When using the linked Pr2 V5 database with DECIPHER IDtaxa, I have found that there are no ranks associated with the taxonomic assignments given by the classifier. This has resulted in my inability to form a taxonomy table based on the assignments given by the classifier. When I run the code below, I get a taxonomy table that is entirely NA values.

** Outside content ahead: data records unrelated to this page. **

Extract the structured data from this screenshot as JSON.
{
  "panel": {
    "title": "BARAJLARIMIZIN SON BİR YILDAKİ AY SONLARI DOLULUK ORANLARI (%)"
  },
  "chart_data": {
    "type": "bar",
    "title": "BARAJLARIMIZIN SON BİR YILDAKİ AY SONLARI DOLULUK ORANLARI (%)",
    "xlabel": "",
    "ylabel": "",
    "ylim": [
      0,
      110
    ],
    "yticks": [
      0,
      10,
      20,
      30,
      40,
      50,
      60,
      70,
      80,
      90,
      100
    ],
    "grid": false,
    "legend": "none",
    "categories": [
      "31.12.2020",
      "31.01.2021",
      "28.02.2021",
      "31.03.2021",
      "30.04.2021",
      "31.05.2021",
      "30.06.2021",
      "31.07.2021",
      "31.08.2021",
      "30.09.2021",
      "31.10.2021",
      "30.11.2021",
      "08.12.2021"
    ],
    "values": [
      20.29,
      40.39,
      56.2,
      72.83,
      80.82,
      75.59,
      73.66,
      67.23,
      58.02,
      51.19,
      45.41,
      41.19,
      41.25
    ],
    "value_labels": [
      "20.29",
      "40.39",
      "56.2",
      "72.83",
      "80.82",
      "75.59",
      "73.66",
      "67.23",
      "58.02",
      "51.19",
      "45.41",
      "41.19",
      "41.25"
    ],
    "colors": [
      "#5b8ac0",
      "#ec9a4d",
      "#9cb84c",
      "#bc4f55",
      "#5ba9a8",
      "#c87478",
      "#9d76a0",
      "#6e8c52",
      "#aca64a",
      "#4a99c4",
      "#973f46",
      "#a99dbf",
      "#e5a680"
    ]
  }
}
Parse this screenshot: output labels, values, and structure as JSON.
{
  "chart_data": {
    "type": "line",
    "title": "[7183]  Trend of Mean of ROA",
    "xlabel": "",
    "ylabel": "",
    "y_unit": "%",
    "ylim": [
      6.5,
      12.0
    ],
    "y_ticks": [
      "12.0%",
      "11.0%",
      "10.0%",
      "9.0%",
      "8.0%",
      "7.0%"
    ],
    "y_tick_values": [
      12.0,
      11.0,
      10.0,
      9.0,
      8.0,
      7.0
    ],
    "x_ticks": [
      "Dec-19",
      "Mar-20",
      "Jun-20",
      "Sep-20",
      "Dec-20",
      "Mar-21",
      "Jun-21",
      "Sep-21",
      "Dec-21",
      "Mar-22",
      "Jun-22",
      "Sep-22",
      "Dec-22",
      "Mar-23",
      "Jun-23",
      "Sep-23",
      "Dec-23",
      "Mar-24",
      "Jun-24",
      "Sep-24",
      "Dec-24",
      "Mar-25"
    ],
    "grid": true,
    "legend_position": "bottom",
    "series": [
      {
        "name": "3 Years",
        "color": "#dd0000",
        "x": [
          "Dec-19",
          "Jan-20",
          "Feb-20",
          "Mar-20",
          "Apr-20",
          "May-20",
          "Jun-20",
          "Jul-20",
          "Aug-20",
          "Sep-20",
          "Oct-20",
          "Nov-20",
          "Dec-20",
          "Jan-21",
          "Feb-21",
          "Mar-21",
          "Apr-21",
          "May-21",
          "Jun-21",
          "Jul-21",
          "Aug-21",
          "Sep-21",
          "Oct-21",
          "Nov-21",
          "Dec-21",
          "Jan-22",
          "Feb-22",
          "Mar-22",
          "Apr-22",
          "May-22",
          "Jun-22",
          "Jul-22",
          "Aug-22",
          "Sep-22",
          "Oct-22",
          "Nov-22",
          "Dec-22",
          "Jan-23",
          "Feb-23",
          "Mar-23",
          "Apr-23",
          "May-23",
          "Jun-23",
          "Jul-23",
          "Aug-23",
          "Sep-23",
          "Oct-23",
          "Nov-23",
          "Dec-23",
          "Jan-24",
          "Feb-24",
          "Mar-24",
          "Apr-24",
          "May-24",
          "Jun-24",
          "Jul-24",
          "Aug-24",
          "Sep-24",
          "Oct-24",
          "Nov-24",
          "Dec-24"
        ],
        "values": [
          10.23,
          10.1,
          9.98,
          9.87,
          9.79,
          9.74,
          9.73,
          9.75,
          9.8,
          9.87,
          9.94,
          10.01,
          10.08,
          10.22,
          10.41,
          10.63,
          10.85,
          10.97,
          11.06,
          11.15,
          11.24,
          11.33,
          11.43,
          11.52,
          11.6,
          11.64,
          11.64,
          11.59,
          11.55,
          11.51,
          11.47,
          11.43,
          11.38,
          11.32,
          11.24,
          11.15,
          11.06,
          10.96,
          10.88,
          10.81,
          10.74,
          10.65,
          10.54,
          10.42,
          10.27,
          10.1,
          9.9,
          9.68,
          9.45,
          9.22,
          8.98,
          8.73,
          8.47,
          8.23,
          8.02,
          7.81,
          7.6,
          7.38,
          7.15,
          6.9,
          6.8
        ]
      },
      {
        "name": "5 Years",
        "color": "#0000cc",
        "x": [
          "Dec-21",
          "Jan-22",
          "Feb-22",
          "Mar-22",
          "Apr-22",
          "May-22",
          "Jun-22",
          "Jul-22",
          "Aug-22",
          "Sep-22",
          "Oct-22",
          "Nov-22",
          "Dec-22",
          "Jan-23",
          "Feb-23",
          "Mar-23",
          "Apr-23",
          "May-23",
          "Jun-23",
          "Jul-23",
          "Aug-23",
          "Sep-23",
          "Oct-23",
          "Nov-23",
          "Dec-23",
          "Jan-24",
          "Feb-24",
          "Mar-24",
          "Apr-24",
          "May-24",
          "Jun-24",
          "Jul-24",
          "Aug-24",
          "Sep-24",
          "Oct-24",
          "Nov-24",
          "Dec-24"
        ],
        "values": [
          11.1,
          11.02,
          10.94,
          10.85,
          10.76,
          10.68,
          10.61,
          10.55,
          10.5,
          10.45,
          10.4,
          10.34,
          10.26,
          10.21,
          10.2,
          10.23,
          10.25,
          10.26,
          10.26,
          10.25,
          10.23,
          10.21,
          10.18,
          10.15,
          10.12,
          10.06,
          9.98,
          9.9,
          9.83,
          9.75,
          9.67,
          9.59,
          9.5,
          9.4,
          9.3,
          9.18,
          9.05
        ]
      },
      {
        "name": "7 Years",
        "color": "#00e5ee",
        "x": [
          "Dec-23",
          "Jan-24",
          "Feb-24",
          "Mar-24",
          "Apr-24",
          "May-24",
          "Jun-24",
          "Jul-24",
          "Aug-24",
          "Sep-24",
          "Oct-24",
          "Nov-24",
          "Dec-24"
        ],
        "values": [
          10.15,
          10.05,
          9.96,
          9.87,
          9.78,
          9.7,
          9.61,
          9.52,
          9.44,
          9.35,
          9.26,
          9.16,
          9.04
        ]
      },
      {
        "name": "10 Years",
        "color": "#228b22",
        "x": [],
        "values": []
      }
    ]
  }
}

I'm not sure how to solve this, and if there is a fix that someone knows to include ranks in the classifier, I would be highly appreciative.
#assign taxonomy using IDtaxa and Pr2 DB
dna.20 <- DNAStringSet(getSequences(seqtab.2020))
file_trained = "/Users/rettigm/Downloads/pr2_version_5.0.0_SSU.decipher.trained.rds"
trainingSet <- readRDS(file_trained)
ids.20 <- IdTaxa(dna.20, trainingSet, strand = "top", processors = NULL, verbose = TRUE)
ranks.pr2 <- c("kingdom", "division", "phylum", "class", "order", "family", "genus", "species")
taxid.20 <- t(sapply(ids.20, function(x) {
m <- match(ranks.pr2, x$rank)
taxa.20 <- x$taxon[m]
taxa.20[startsWith(taxa.20, "unclassified_")] <- NA
taxa.20
}))
colnames(taxid.20) <- ranks.pr2; rownames(taxid.20) <- getSequences(seqtab.2020)
sessionInfo( ): R version 4.4.0 (2024-04-24) Platform: x86_64-apple-darwin20 Running under: macOS Ventura 13.2.1
This is the output of each row of the classifier, which has no rank associated with it, an issue I do not experience with the SILVA database. I am suspecting that this is the source of issue I'm having attempting to build the taxonomy table.
This is the issue I'm having with the taxonomy table, I suspect the lack of rank in the assignment prevents the taxonomy from mapping properly into the taxonomy table.